In this same way many great leaders became God’s servants. they emptied themselves, abandoned themselves, filled their hearts with nothing but God. And when they departed for the next world, we found the great imprints they left in this world.

We too must open our hands and let go. For the sake of eternal blessings, we must give up earthly things.

The great missionary Jim Elliot said it well. People who exchange what they can’t keep to gain what they can’t lose are no fools.

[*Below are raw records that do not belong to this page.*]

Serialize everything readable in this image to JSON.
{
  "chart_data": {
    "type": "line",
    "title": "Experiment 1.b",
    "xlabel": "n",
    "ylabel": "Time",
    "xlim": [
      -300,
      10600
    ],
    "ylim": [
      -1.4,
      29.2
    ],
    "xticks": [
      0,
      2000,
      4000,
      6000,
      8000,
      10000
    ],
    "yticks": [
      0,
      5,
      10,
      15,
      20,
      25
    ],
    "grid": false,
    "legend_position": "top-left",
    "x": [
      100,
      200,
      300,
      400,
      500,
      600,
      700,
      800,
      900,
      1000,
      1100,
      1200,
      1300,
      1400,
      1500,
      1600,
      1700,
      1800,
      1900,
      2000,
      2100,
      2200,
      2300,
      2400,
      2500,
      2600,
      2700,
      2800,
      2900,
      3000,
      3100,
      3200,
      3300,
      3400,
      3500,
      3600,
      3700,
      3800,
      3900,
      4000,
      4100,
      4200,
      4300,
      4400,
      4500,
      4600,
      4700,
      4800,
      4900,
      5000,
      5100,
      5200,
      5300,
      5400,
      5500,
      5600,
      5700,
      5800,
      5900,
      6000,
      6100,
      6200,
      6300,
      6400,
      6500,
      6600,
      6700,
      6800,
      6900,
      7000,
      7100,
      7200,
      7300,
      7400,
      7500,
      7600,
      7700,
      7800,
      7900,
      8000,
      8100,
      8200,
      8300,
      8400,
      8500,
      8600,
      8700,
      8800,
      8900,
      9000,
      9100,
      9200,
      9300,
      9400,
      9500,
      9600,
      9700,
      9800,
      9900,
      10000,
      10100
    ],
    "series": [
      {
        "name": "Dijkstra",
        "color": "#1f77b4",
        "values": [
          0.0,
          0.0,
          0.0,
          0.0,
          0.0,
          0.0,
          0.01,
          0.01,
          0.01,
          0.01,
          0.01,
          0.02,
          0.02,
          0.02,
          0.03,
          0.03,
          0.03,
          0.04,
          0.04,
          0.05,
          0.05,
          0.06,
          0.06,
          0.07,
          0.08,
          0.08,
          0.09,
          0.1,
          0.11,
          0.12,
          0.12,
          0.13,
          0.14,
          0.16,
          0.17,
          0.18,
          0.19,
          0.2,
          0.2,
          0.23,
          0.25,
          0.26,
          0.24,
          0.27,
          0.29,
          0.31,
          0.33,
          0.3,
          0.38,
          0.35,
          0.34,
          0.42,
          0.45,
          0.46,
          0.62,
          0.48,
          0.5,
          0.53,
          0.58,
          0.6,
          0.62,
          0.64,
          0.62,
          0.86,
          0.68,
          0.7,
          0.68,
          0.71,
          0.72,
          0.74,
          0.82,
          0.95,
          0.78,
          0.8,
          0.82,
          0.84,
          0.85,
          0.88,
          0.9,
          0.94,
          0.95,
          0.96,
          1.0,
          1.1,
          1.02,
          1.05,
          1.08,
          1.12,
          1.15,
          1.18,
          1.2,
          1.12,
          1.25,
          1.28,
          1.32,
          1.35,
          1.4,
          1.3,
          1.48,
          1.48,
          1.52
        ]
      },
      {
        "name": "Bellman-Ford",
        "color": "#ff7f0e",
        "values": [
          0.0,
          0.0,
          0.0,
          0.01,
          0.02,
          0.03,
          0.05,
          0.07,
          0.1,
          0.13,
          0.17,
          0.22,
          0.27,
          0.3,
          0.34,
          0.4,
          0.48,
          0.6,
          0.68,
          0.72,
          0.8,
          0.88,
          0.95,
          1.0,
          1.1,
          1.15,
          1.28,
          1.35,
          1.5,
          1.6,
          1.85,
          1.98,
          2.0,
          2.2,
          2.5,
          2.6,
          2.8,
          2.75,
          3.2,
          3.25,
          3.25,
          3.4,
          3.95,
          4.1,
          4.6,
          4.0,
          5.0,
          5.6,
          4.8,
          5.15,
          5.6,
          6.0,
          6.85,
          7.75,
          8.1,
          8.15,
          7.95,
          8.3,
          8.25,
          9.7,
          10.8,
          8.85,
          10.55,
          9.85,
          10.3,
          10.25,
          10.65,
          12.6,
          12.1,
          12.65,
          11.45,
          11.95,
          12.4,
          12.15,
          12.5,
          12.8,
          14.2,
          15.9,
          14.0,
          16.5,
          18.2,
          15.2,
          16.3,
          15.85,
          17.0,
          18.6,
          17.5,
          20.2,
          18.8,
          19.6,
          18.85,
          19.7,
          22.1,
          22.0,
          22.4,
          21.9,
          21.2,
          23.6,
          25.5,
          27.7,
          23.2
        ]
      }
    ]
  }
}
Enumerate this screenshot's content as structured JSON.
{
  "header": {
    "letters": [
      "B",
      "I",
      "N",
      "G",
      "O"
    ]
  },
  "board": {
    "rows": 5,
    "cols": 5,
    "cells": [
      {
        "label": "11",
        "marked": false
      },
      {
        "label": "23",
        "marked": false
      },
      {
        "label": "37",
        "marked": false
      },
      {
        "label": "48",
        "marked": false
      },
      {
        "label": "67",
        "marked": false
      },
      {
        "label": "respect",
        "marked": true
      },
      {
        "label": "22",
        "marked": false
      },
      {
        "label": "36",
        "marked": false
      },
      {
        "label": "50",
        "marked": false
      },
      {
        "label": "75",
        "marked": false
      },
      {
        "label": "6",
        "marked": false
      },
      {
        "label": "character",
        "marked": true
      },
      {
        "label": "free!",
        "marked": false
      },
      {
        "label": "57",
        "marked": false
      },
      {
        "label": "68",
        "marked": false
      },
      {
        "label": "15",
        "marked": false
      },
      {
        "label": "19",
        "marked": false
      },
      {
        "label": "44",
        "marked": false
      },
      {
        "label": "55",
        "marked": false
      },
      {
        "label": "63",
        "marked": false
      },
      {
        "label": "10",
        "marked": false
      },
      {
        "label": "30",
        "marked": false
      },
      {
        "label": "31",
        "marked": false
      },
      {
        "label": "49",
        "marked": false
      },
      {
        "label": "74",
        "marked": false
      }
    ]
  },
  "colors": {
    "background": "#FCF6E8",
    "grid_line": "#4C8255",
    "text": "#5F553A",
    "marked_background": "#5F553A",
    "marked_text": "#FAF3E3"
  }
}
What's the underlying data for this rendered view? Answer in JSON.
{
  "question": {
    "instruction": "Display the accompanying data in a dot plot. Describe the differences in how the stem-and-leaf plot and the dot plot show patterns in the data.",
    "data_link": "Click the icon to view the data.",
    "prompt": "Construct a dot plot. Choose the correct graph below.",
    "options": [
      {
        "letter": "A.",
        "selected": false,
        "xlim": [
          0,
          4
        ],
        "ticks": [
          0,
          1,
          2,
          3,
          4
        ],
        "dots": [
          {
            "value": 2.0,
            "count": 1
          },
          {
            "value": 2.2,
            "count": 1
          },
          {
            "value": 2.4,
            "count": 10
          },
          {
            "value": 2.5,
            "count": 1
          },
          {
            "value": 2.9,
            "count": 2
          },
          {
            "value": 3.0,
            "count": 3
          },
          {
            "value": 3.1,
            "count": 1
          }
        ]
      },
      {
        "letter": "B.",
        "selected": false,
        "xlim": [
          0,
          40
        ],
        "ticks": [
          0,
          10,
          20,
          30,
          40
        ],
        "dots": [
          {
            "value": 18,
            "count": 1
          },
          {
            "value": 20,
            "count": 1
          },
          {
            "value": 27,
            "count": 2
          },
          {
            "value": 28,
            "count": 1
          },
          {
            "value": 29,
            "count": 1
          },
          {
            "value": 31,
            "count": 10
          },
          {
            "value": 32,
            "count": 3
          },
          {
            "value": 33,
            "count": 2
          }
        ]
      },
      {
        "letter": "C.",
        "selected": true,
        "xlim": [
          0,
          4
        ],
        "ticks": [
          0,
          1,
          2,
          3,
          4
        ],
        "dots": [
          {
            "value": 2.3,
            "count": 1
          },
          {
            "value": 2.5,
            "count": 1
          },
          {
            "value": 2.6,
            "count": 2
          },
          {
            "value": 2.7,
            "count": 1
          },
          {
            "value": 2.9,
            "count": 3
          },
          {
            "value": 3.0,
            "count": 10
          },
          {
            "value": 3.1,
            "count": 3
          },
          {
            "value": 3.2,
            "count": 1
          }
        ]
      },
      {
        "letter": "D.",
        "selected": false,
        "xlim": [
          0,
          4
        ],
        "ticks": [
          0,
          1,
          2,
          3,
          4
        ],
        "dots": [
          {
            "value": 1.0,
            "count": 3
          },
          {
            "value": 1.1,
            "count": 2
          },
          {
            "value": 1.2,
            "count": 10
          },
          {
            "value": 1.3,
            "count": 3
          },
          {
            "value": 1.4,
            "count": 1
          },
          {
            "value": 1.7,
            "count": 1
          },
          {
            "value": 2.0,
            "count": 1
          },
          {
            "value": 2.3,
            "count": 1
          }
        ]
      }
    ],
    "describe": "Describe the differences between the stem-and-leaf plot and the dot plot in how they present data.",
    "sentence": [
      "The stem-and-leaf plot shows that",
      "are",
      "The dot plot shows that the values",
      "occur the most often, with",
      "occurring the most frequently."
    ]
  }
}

Are our hands clasped too tightly around what we already have? Will we never receive the great things God wants to give us?

To catch the blessings God tosses our way every day, we simply have to open our hands, stretch out our arms.

Footnotes

Joshua Choonmin Kang is a pastor and spiritual director whose heart always focuses on one’s “being and becoming” rather than doing. he is known as “Richard foster” in the Korean Christian community for his books on Christian spirituality and is a contributor to the RENOVARÉ spiritual formation study Bible. As a highly respected writer, he has written thirty-three books in Korean.